Open mariankh1 opened 1 month ago
Could you please specify what type of requests the API will process? Also, what do you mean by 'role' and 'token'? Could you explain these terms further?
Hello, so at the moment In the android app , I calling the https://huggingface.co/mistralai/Mistral-Nemo-Instruct-2407 model from huggingface to summarise the emails and create actions. Please check it out on how it works.
I make a request there and pass the "Token" is the hugging face API token, the "role" (user) and "content" (emails) .
It would be great, that instead of sending it there, to send it to a service that runs the model - which we can then host on gradio or on a server.
In this way, we will not be restricted to the number of requests we can make in an hour.
Let me know what you think and if you need further clarifications.
On Tue, 24 Sept 2024 at 21:15, pixelpulserahul @.***> wrote:
Could you please specify what type of requests the API will process? Also, what do you mean by 'role' and 'token'? Could you explain these terms further?
— Reply to this email directly, view it on GitHub https://github.com/MailyDaily/MailyDailyAndroid/issues/10#issuecomment-2371985180, or unsubscribe https://github.com/notifications/unsubscribe-auth/AKV265SH5YKY5AXO7WSQI7LZYGT2LAVCNFSM6AAAAABOWRD3QGVHI2DSMVQWIX3LMV43OSLTON2WKQ3PNVWWK3TUHMZDGNZRHE4DKMJYGA . You are receiving this because you authored the thread.Message ID: @.***>
What is gradio. And what is this used for? and can you please tell me what kind of actions are they going to be.

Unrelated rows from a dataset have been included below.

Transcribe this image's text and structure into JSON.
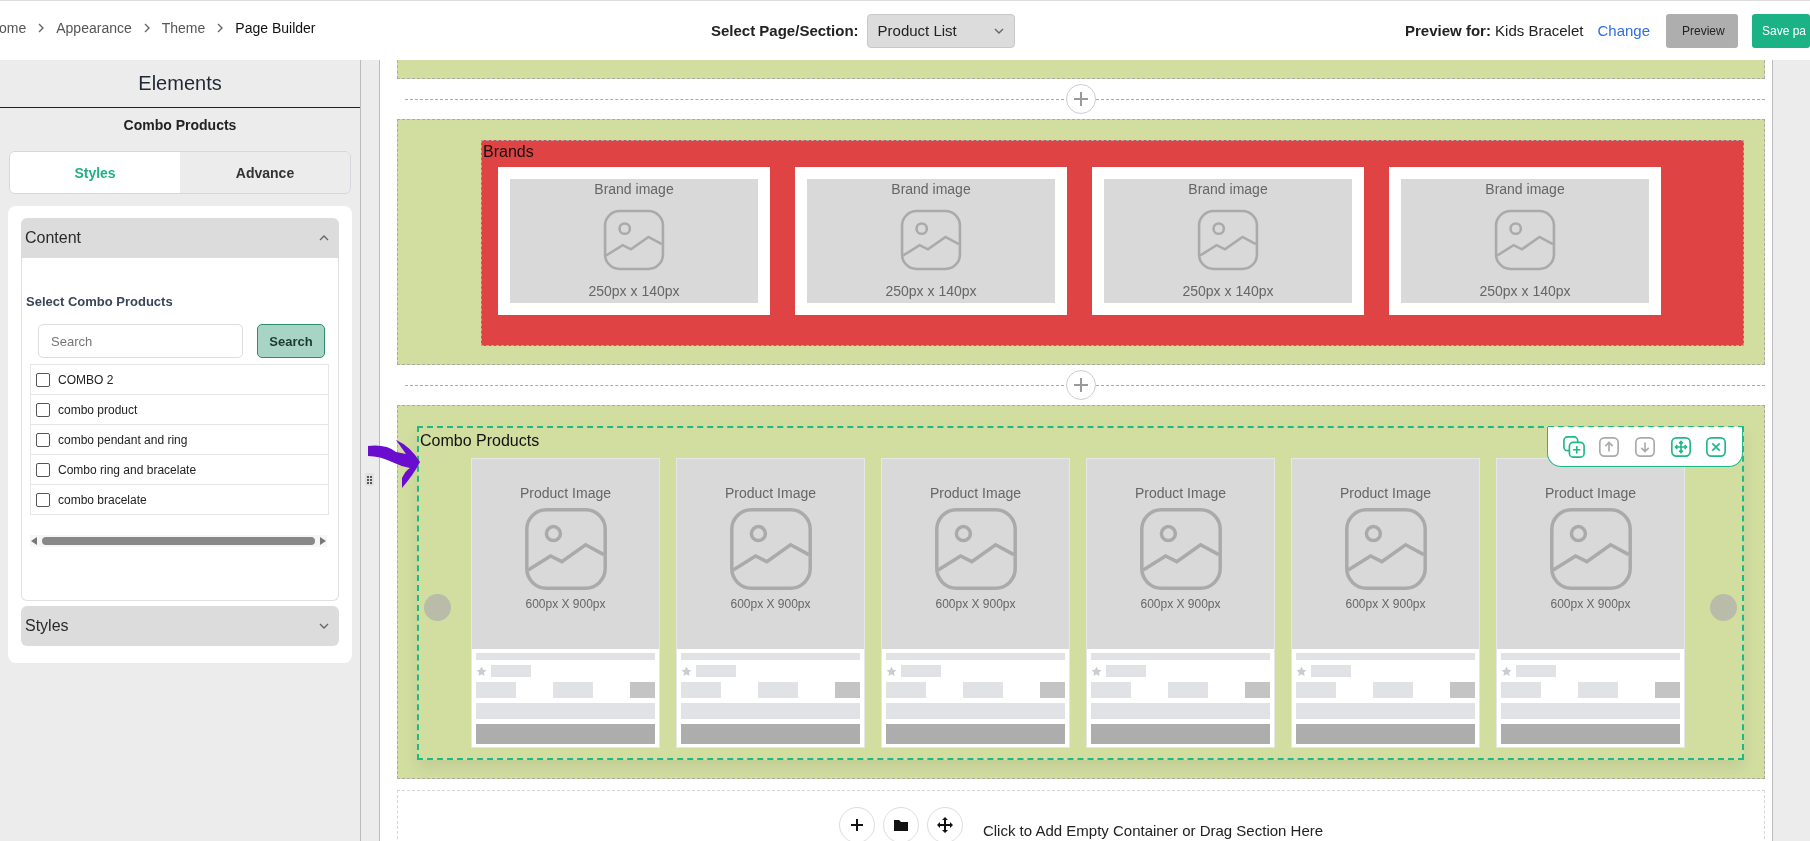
{
  "breadcrumb": [
    {
      "label": "ome"
    },
    {
      "label": "Appearance"
    },
    {
      "label": "Theme"
    },
    {
      "label": "Page Builder"
    }
  ],
  "page_select": {
    "label": "Select Page/Section:",
    "value": "Product List"
  },
  "preview": {
    "label": "Preview for:",
    "product": "Kids Bracelet",
    "change_link": "Change"
  },
  "buttons": [
    {
      "label": "Preview",
      "kind": "secondary"
    },
    {
      "label": "Save pa",
      "kind": "primary"
    }
  ],
  "sidebar": {
    "title": "Elements",
    "subtitle": "Combo Products",
    "tabs": [
      {
        "label": "Styles",
        "selected": true
      },
      {
        "label": "Advance",
        "selected": false
      }
    ],
    "sections": [
      {
        "title": "Content",
        "expanded": true,
        "body": {
          "label": "Select Combo Products",
          "search_placeholder": "Search",
          "search_button": "Search",
          "items": [
            {
              "label": "COMBO 2",
              "checked": false
            },
            {
              "label": "combo product",
              "checked": false
            },
            {
              "label": "combo pendant and ring",
              "checked": false
            },
            {
              "label": "Combo ring and bracelate",
              "checked": false
            },
            {
              "label": "combo bracelate",
              "checked": false
            }
          ]
        }
      },
      {
        "title": "Styles",
        "expanded": false
      }
    ]
  },
  "canvas": {
    "brands": {
      "title": "Brands",
      "cards": [
        {
          "label": "Brand image",
          "size": "250px x 140px"
        },
        {
          "label": "Brand image",
          "size": "250px x 140px"
        },
        {
          "label": "Brand image",
          "size": "250px x 140px"
        },
        {
          "label": "Brand image",
          "size": "250px x 140px"
        }
      ]
    },
    "combo": {
      "title": "Combo Products",
      "toolbar": [
        {
          "kind": "duplicate",
          "disabled": false
        },
        {
          "kind": "move_up",
          "disabled": true
        },
        {
          "kind": "move_down",
          "disabled": true
        },
        {
          "kind": "drag",
          "disabled": false
        },
        {
          "kind": "remove",
          "disabled": false
        }
      ],
      "cards": [
        {
          "label": "Product Image",
          "size": "600px X 900px"
        },
        {
          "label": "Product Image",
          "size": "600px X 900px"
        },
        {
          "label": "Product Image",
          "size": "600px X 900px"
        },
        {
          "label": "Product Image",
          "size": "600px X 900px"
        },
        {
          "label": "Product Image",
          "size": "600px X 900px"
        },
        {
          "label": "Product Image",
          "size": "600px X 900px"
        }
      ]
    },
    "empty_container": {
      "text": "Click to Add Empty Container or Drag Section Here"
    }
  }
}
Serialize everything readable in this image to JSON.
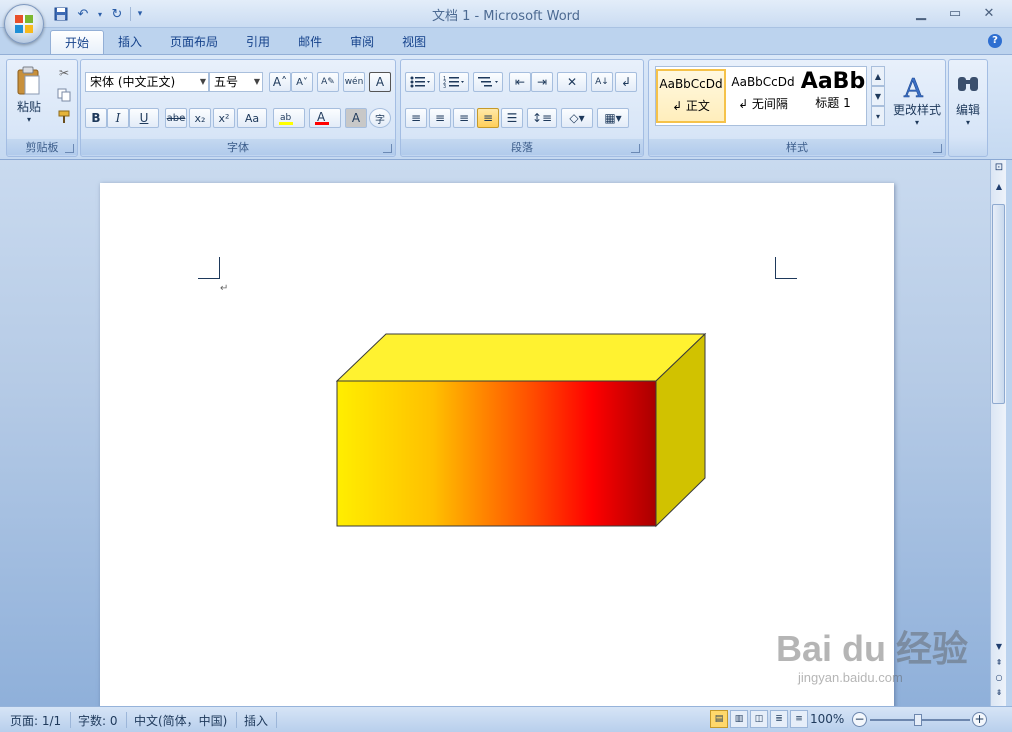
{
  "window": {
    "title": "文档 1 - Microsoft Word",
    "minimize": "▁",
    "maximize": "▭",
    "close": "✕"
  },
  "ribbon_tabs": [
    "开始",
    "插入",
    "页面布局",
    "引用",
    "邮件",
    "审阅",
    "视图"
  ],
  "clipboard": {
    "paste_label": "粘贴",
    "group_label": "剪贴板"
  },
  "font": {
    "font_name": "宋体 (中文正文)",
    "font_size": "五号",
    "group_label": "字体",
    "bold": "B",
    "italic": "I",
    "underline": "U",
    "strikethrough": "abe",
    "subscript": "x₂",
    "superscript": "x²",
    "change_case": "Aa",
    "grow": "A˄",
    "shrink": "A˅",
    "wen": "wén",
    "char_border": "A",
    "char_shading": "A",
    "enclose": "字"
  },
  "paragraph": {
    "group_label": "段落"
  },
  "styles": {
    "group_label": "样式",
    "items": [
      {
        "preview": "AaBbCcDd",
        "name": "↲ 正文"
      },
      {
        "preview": "AaBbCcDd",
        "name": "↲ 无间隔"
      },
      {
        "preview": "AaBb",
        "name": "标题 1"
      }
    ],
    "change_styles_label": "更改样式"
  },
  "editing": {
    "label": "编辑"
  },
  "document": {
    "paragraph_mark": "↵"
  },
  "shape": {
    "type": "3D box",
    "top_color": "#fff230",
    "side_color": "#d1c200",
    "front_gradient": [
      "#ffee00",
      "#ff6000",
      "#ff0000",
      "#b00000"
    ]
  },
  "watermark": {
    "big": "Bai du 经验",
    "small": "jingyan.baidu.com"
  },
  "statusbar": {
    "page": "页面: 1/1",
    "words": "字数: 0",
    "language": "中文(简体，中国)",
    "mode": "插入",
    "zoom": "100%"
  },
  "colors": {
    "highlight": "#ffff00",
    "font_color": "#ff0000"
  }
}
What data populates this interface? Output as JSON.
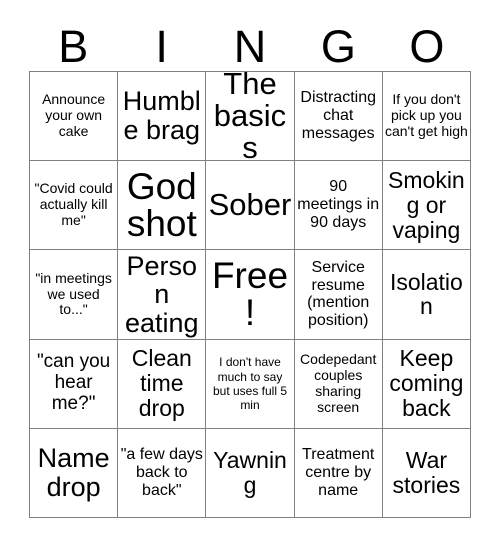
{
  "card": {
    "title": "BINGO",
    "header_letters": [
      "B",
      "I",
      "N",
      "G",
      "O"
    ],
    "border_color": "#808080",
    "text_color": "#000000",
    "background_color": "#ffffff",
    "rows": 5,
    "columns": 5,
    "cells": [
      {
        "text": "Announce your own cake",
        "size": "sm",
        "marked": false
      },
      {
        "text": "Humble brag",
        "size": "2xl",
        "marked": false
      },
      {
        "text": "The basics",
        "size": "3xl",
        "marked": false
      },
      {
        "text": "Distracting chat messages",
        "size": "md",
        "marked": false
      },
      {
        "text": "If you don't pick up you can't get high",
        "size": "sm",
        "marked": false
      },
      {
        "text": "\"Covid could actually kill me\"",
        "size": "sm",
        "marked": false
      },
      {
        "text": "God shot",
        "size": "4xl",
        "marked": false
      },
      {
        "text": "Sober",
        "size": "3xl",
        "marked": false
      },
      {
        "text": "90 meetings in 90 days",
        "size": "md",
        "marked": false
      },
      {
        "text": "Smoking or vaping",
        "size": "xl",
        "marked": false
      },
      {
        "text": "\"in meetings we used to...\"",
        "size": "sm",
        "marked": false
      },
      {
        "text": "Person eating",
        "size": "2xl",
        "marked": false
      },
      {
        "text": "Free!",
        "size": "4xl",
        "marked": false,
        "free_space": true
      },
      {
        "text": "Service resume (mention position)",
        "size": "md",
        "marked": false
      },
      {
        "text": "Isolation",
        "size": "xl",
        "marked": false
      },
      {
        "text": "\"can you hear me?\"",
        "size": "lg",
        "marked": false
      },
      {
        "text": "Clean time drop",
        "size": "xl",
        "marked": false
      },
      {
        "text": "I don't have much to say but uses full 5 min",
        "size": "xs",
        "marked": false
      },
      {
        "text": "Codepedant couples sharing screen",
        "size": "sm",
        "marked": false
      },
      {
        "text": "Keep coming back",
        "size": "xl",
        "marked": false
      },
      {
        "text": "Name drop",
        "size": "2xl",
        "marked": false
      },
      {
        "text": "\"a few days back to back\"",
        "size": "md",
        "marked": false
      },
      {
        "text": "Yawning",
        "size": "xl",
        "marked": false
      },
      {
        "text": "Treatment centre by name",
        "size": "md",
        "marked": false
      },
      {
        "text": "War stories",
        "size": "xl",
        "marked": false
      }
    ]
  }
}
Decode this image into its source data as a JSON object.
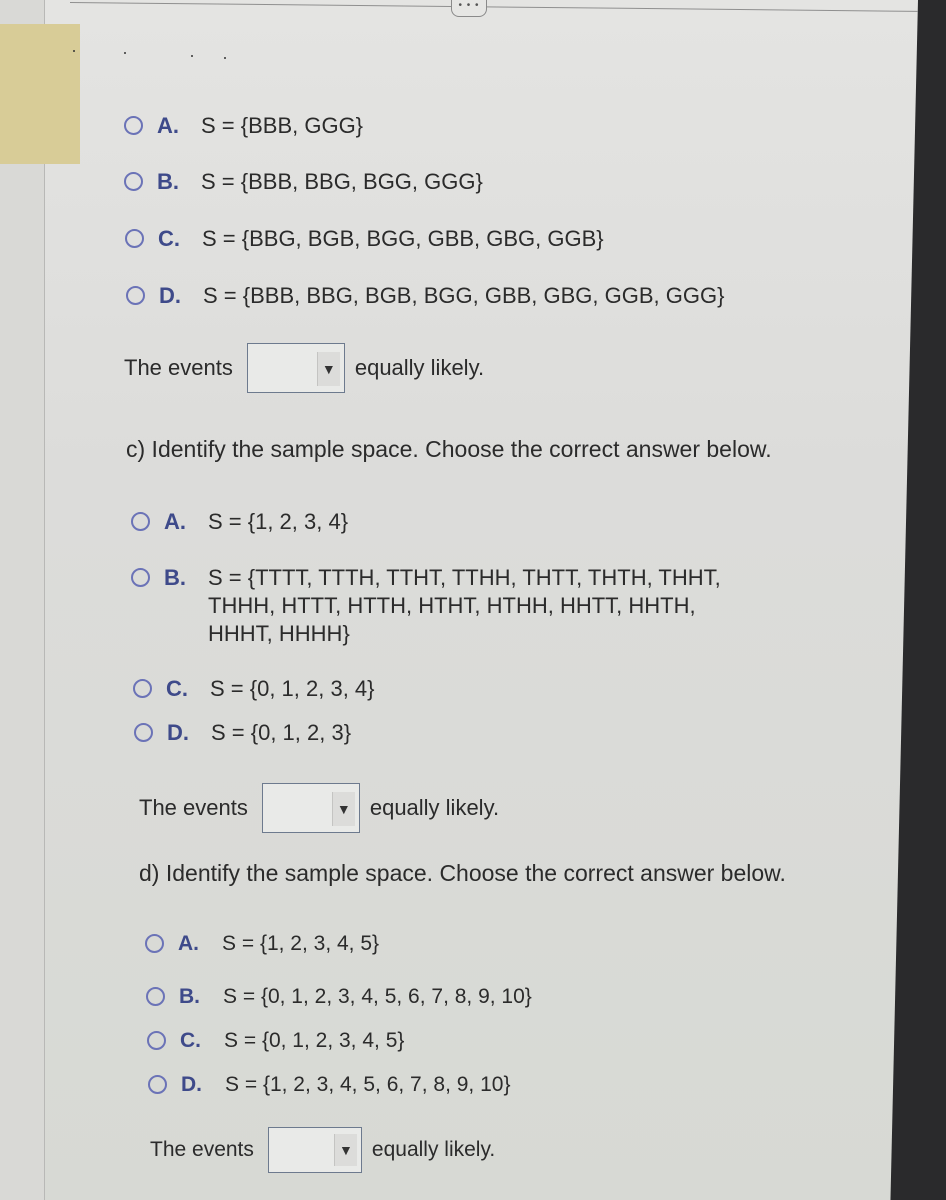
{
  "handle": {
    "label": "• • •"
  },
  "part_b": {
    "choices": [
      {
        "letter": "A.",
        "text": "S = {BBB, GGG}"
      },
      {
        "letter": "B.",
        "text": "S = {BBB, BBG, BGG, GGG}"
      },
      {
        "letter": "C.",
        "text": "S = {BBG, BGB, BGG, GBB, GBG, GGB}"
      },
      {
        "letter": "D.",
        "text": "S = {BBB, BBG, BGB, BGG, GBB, GBG, GGB, GGG}"
      }
    ],
    "events": {
      "prefix": "The events",
      "selected": "",
      "suffix": "equally likely."
    }
  },
  "part_c": {
    "question": "c) Identify the sample space. Choose the correct answer below.",
    "choices": [
      {
        "letter": "A.",
        "text": "S = {1, 2, 3, 4}"
      },
      {
        "letter": "B.",
        "text": "S = {TTTT, TTTH, TTHT, TTHH, THTT, THTH, THHT,\nTHHH, HTTT, HTTH, HTHT, HTHH, HHTT, HHTH,\nHHHT, HHHH}"
      },
      {
        "letter": "C.",
        "text": "S = {0, 1, 2, 3, 4}"
      },
      {
        "letter": "D.",
        "text": "S = {0, 1, 2, 3}"
      }
    ],
    "events": {
      "prefix": "The events",
      "selected": "",
      "suffix": "equally likely."
    }
  },
  "part_d": {
    "question": "d) Identify the sample space. Choose the correct answer below.",
    "choices": [
      {
        "letter": "A.",
        "text": "S = {1, 2, 3, 4, 5}"
      },
      {
        "letter": "B.",
        "text": "S = {0, 1, 2, 3, 4, 5, 6, 7, 8, 9, 10}"
      },
      {
        "letter": "C.",
        "text": "S = {0, 1, 2, 3, 4, 5}"
      },
      {
        "letter": "D.",
        "text": "S = {1, 2, 3, 4, 5, 6, 7, 8, 9, 10}"
      }
    ],
    "events": {
      "prefix": "The events",
      "selected": "",
      "suffix": "equally likely."
    }
  }
}
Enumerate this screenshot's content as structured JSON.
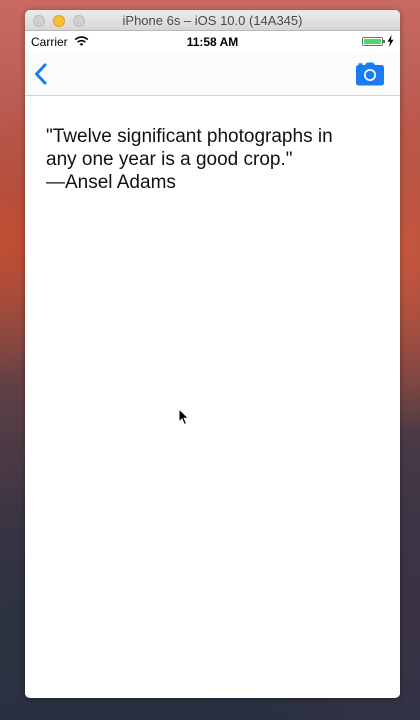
{
  "window": {
    "title": "iPhone 6s – iOS 10.0 (14A345)"
  },
  "status_bar": {
    "carrier": "Carrier",
    "time": "11:58 AM",
    "battery_level": 1.0,
    "icons": [
      "wifi-icon",
      "battery-icon",
      "charging-bolt-icon"
    ]
  },
  "nav_bar": {
    "left_icon": "chevron-left-icon",
    "right_icon": "camera-icon"
  },
  "quote": {
    "line1": "\"Twelve significant photographs in",
    "line2": "any one year is a good crop.\"",
    "line3": "—Ansel Adams"
  },
  "colors": {
    "tint": "#1a7cf5",
    "battery": "#4cd964",
    "traffic_minimize": "#f7bd35"
  }
}
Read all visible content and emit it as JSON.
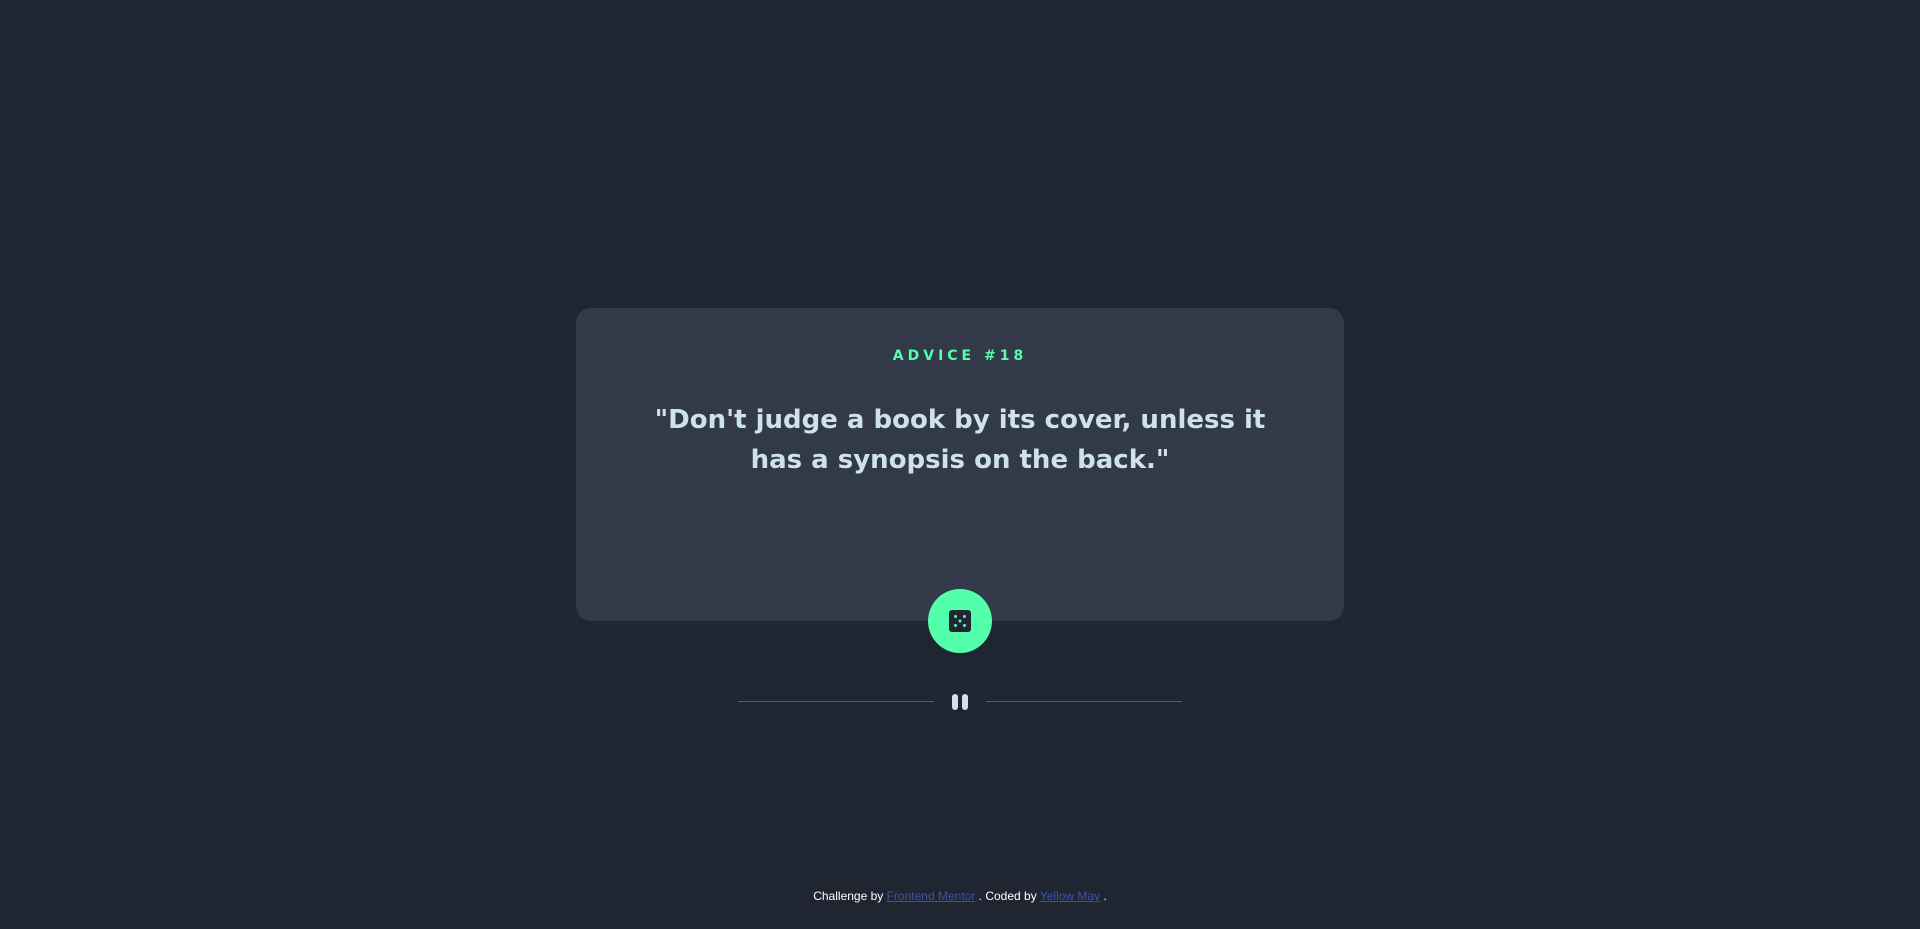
{
  "advice": {
    "label": "ADVICE #18",
    "quote": "\"Don't judge a book by its cover, unless it has a synopsis on the back.\""
  },
  "controls": {
    "dice_icon": "dice-icon",
    "pause_icon": "pause-icon"
  },
  "footer": {
    "prefix": "Challenge by ",
    "challenge_link": "Frontend Mentor",
    "middle": ". Coded by ",
    "author_link": "Yellow May",
    "suffix": "."
  },
  "colors": {
    "background": "#1f2631",
    "card": "#323a49",
    "accent": "#53ffaa",
    "text": "#cee3e9",
    "divider": "#4f5b6d",
    "link": "#3e52a3"
  }
}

Hello, I was thinking about https://www.gradio.app but truly all we need is just a service that hosts the model and an API. Let me try to explain. We currently use the Mistral Instruct model from hugging face through the API inference. This is hosted on hugging face, and we access it through an access token. It would be ideal to host it in our server and access it through a similar API. The best would be to have it in a docker so that we can setup it quickly on any server.
Mistral in their website suggest vLLM as an ideal open source inference and serving engine. They say that is particularly appropriate as a target platform for self-deploying Mistral models on-premise https://docs.mistral.ai/deployment/self-deployment/vllm / .
Can you have a look and let me know what you think?
I am trying to understanding how things are working. i've done it with 50%. I am just looking how to host models on gradio. Did you know how can we host the model or any tutorial. I am adding langchain have you heard of it?
As far as I have gathered, Gardio itself makes API calls to Huggingface. We make API calls to Gardio and Gardio calls Huggingface. Is that right?
Create an API service that can be called to process the requests from the app. We can then host this into a server.
The API shall accept the role and the token.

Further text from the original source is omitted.